Mario Gómez

Personal information
- Full name: Mario Arnaldo Gómez Castellanos
- Date of birth: 12 August 1981 (age 44)
- Place of birth: Tela, Honduras
- Position: Midfielder

Youth career
- 2000–2001: NJCU Gothic Knights

Senior career*
- Years: Team / Apps / (Gls)
- 2002: New Jersey Stallions / 16 / (3)
- 2002–2007: Vida
- 2007–2009: Victoria / 52 / (2)
- 2009–2010: Motagua / 11 / (0)

International career
- 2005–2006: Honduras / 2 / (0)

Medal record
Representing Motagua
| Silver medal – second place | Liga Nacional | 2009–10 C |

= Mario Gómez (footballer, born August 1981) =

Honduran footballer

Mario Arnaldo Gómez Castellanos (born 12 August 1981) is a Honduran footballer.

==Club career==
Gómez played for New Jersey Stallions, Vida and Victoria, before joining F.C. Motagua in summer 2009.

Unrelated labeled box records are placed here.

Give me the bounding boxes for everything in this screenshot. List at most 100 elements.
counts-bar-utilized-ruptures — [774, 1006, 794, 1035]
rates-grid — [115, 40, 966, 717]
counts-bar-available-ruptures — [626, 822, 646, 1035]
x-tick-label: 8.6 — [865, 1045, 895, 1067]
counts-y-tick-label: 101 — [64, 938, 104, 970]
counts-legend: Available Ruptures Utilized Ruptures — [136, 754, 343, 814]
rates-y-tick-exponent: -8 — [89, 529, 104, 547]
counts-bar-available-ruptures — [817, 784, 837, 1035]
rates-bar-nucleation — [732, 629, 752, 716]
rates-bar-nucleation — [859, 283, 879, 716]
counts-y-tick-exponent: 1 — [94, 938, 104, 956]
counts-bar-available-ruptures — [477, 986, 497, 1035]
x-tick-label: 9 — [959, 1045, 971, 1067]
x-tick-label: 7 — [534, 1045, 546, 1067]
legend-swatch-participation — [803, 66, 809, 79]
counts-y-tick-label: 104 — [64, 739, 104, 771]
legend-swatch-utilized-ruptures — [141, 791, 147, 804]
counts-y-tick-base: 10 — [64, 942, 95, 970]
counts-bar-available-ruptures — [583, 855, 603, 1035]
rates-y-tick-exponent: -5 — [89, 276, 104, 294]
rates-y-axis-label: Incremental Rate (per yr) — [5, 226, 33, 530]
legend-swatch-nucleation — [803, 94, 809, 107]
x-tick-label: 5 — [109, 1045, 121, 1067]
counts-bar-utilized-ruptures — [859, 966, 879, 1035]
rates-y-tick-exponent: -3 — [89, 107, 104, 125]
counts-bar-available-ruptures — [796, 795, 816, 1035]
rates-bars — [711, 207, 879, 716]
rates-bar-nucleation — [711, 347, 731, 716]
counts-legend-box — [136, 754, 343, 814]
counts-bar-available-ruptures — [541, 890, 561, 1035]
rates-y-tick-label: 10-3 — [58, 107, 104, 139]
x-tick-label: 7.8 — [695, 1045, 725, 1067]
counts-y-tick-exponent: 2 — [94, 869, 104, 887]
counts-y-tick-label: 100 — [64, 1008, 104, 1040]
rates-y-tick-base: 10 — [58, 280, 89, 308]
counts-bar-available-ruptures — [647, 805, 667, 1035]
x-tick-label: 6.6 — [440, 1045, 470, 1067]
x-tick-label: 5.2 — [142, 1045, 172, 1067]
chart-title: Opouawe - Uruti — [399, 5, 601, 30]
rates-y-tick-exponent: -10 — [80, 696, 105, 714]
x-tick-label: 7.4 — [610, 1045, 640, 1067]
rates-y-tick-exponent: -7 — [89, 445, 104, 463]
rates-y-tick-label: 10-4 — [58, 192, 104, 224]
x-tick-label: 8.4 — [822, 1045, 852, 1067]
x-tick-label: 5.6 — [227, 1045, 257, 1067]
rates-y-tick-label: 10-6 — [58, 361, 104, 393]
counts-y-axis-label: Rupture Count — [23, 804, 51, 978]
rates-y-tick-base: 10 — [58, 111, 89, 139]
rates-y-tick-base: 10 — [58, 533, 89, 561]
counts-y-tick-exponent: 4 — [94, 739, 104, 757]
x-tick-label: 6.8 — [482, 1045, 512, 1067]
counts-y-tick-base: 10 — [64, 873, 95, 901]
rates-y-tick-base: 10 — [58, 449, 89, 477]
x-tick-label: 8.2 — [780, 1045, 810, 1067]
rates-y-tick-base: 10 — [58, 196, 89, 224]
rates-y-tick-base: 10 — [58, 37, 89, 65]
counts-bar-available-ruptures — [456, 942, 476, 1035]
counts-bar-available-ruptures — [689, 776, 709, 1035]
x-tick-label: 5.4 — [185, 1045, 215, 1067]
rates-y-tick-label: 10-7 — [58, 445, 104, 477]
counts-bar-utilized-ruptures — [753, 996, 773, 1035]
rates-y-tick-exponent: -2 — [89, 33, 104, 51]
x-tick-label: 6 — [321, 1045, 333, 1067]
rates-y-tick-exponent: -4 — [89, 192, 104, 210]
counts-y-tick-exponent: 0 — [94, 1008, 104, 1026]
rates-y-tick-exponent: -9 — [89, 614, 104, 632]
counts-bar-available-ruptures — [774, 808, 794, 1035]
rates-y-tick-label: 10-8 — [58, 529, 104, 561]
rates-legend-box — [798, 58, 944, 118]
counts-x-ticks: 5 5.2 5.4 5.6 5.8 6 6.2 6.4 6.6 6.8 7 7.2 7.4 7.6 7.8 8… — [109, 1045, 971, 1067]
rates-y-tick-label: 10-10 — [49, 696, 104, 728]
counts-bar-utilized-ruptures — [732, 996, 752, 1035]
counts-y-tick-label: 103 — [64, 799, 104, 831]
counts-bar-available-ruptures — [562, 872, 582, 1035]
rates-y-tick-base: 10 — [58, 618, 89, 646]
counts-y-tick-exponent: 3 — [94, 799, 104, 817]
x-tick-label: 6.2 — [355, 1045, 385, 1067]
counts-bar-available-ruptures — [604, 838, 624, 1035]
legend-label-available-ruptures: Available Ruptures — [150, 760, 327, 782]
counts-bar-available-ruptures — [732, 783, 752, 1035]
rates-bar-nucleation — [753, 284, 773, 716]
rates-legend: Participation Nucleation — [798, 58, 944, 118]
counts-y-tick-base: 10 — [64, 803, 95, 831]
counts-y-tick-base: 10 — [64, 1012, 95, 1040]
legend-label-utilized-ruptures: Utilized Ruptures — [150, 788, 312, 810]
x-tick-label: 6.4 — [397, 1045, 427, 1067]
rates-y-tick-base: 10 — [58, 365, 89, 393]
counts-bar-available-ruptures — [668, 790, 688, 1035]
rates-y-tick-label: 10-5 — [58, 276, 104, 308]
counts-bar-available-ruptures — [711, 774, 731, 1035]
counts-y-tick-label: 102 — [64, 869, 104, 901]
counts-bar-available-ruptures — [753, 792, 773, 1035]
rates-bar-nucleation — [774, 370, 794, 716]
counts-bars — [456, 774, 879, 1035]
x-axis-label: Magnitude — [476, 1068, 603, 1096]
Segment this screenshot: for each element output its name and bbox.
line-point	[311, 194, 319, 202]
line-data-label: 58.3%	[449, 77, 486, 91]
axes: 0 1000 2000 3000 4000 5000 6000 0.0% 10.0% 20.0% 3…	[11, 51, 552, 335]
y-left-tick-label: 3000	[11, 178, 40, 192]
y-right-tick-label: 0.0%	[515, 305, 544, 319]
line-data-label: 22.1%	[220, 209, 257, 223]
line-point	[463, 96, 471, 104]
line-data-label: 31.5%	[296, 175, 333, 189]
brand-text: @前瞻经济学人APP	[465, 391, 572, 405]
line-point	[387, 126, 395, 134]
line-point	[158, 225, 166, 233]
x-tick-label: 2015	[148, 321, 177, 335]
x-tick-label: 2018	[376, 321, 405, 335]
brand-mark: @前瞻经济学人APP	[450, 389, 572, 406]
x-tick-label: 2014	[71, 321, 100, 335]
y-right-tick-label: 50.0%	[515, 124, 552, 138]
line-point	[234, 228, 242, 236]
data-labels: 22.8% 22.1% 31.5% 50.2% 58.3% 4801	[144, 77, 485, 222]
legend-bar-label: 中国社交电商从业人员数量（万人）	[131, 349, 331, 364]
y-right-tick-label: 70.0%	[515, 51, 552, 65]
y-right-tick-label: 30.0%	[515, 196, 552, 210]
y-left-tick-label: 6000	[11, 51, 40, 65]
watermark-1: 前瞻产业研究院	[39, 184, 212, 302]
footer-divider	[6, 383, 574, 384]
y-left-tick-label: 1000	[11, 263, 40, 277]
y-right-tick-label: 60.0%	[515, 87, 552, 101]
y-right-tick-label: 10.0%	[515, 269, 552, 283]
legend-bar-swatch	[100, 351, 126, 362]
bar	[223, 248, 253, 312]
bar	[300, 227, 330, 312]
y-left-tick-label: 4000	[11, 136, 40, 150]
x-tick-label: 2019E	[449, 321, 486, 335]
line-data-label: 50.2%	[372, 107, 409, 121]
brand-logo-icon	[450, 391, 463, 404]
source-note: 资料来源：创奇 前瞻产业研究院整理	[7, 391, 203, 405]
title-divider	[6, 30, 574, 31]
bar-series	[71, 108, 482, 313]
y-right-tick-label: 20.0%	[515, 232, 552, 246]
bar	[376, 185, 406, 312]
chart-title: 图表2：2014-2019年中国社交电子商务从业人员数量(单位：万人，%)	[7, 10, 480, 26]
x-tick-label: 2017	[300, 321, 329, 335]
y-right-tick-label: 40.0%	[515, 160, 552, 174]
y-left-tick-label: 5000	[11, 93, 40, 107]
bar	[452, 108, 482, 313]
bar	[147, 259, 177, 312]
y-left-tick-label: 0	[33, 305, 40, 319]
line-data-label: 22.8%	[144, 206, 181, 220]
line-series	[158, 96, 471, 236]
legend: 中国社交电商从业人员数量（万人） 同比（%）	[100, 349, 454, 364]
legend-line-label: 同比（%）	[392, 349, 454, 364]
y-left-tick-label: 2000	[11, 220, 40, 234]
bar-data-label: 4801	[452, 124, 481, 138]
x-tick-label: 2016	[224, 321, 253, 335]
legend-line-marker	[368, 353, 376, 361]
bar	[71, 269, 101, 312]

He most recently played for Vida in the Honduran football league. He won a sub-championship with F.C. Motagua but could not stay more than a year due to inconsistency and lack of appearances.

==International career==
Gómez made his debut for Honduras in a March 2005 friendly match against the United States, coming on as a second-half substitute for Carlos Morán. His second and final international match was a February 2006 friendly against China.